Markov Processes in summer term 2016


Mondays 12:15-13:45 at room 3.5.06 (Hochbrück-Seminarraum 3)

Tuesdays 12:15-13:45 at room 3.5.06 (Hochrück-Seminarraum 3)

Start: 11th April 2016

Instructor: Prof. Noam Berger
Prerequisites: Probability Theory. A link to the lecture notes of Prof. Gantert's Probability Theory lecture is available here.
Content: Markov chains in continuous time, Markov property, convergence to equilibrium. Feller processes, transition semigroups and their generators, long-time behaviour of the process, ergodic theorems. Applications e.g. to queueing theory, interacting particle systems or time series.
Script: Lecture notes from 2014 are available here.
Literature: T. Liggett (2010): Continuous time Markov processes, American Mathematical Society, USA.
Exercise classes:
Dates of classes:

Exercise classes will be held every Tuesday in two groups:

Group 1: 14:15 - 15:45 in room BC1 2.02.01.

Group 2: 16:15 - 17:45 in room BC1 2.01.10.

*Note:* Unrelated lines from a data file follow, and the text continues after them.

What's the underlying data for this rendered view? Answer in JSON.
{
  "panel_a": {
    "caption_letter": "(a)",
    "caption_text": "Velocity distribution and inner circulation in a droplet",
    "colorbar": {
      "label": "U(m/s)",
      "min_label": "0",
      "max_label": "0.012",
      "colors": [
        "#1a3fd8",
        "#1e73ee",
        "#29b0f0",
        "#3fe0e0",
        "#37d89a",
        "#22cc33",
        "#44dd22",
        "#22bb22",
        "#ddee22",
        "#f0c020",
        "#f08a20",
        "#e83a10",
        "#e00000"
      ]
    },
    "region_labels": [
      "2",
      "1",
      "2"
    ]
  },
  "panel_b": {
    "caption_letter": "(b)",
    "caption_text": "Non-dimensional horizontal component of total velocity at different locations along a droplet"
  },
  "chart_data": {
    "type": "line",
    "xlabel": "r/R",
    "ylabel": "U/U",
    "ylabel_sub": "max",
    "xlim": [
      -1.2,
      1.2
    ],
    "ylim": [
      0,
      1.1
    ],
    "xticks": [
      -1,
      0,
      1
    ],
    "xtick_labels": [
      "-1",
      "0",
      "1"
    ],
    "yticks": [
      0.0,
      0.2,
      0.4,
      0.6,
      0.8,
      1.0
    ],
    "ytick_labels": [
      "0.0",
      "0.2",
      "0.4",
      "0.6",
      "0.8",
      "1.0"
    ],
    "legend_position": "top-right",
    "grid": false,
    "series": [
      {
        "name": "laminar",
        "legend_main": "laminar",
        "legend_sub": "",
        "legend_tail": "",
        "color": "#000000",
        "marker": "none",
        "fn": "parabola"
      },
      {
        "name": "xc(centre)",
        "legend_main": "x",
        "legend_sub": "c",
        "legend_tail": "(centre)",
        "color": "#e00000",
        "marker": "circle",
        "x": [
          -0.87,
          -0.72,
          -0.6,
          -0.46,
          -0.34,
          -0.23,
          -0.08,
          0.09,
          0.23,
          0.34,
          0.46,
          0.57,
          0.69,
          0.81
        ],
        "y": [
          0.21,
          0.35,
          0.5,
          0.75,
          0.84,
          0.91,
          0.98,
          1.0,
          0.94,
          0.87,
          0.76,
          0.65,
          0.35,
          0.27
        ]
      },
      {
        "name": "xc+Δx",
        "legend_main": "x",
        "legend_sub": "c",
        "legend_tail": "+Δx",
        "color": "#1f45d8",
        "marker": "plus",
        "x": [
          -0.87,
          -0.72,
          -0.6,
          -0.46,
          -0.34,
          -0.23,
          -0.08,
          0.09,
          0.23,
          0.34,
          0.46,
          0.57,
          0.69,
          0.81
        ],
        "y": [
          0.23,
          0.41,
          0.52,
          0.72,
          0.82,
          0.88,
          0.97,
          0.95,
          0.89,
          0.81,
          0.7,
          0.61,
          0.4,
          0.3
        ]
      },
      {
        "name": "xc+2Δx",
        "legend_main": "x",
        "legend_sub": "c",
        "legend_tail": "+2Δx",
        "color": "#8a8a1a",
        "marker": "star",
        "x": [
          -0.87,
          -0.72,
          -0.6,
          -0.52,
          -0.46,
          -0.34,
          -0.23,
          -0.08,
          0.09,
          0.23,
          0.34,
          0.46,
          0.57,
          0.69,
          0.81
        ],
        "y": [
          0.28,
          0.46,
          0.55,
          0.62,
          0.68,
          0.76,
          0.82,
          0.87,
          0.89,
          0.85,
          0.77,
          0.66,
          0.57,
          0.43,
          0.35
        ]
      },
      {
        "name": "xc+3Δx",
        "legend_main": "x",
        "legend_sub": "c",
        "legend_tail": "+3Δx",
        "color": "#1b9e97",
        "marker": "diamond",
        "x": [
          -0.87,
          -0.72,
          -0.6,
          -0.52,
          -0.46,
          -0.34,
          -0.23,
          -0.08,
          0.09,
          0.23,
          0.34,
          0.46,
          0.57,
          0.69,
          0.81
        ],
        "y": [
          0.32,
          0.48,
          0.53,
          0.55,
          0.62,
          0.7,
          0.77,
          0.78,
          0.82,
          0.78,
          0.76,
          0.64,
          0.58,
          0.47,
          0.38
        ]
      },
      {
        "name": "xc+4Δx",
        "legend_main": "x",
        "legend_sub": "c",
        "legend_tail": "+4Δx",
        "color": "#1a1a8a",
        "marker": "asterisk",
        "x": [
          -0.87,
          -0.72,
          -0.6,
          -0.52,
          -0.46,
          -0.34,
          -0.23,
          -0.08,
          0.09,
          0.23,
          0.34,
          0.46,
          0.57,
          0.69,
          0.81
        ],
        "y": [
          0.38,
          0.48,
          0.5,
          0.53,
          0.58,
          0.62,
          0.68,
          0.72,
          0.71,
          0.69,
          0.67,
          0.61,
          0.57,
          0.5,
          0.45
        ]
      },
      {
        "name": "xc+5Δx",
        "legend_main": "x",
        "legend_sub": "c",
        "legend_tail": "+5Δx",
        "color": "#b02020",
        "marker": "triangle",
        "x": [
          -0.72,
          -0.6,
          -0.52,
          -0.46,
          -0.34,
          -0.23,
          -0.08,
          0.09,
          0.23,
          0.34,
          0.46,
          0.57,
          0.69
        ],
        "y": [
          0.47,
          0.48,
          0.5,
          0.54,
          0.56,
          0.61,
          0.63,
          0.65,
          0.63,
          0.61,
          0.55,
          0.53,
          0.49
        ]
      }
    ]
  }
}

The course material will be available in Moodle.

Bonus system:

Through continuous participation you can add a bonus point to your final grade: At the end of the course, if you obtain 60% (or more) of the total points allotted to all the exercises, your grade will go up one level (if you got a 1.7, this will turn to 1.3, if you got 2.0, it will turn to 1.7 and so on). Improving the grade 1.0 or a failed (4.0 or worse) exam is not possible.

Organisation of classes:

Jan Nagel

Final exam:
Assessment regime:

The first exam took place on Thursday, July 21.

The second exam will be an oral exam. The dates of examination are Tuesday, September 27 and Thursday, October 6.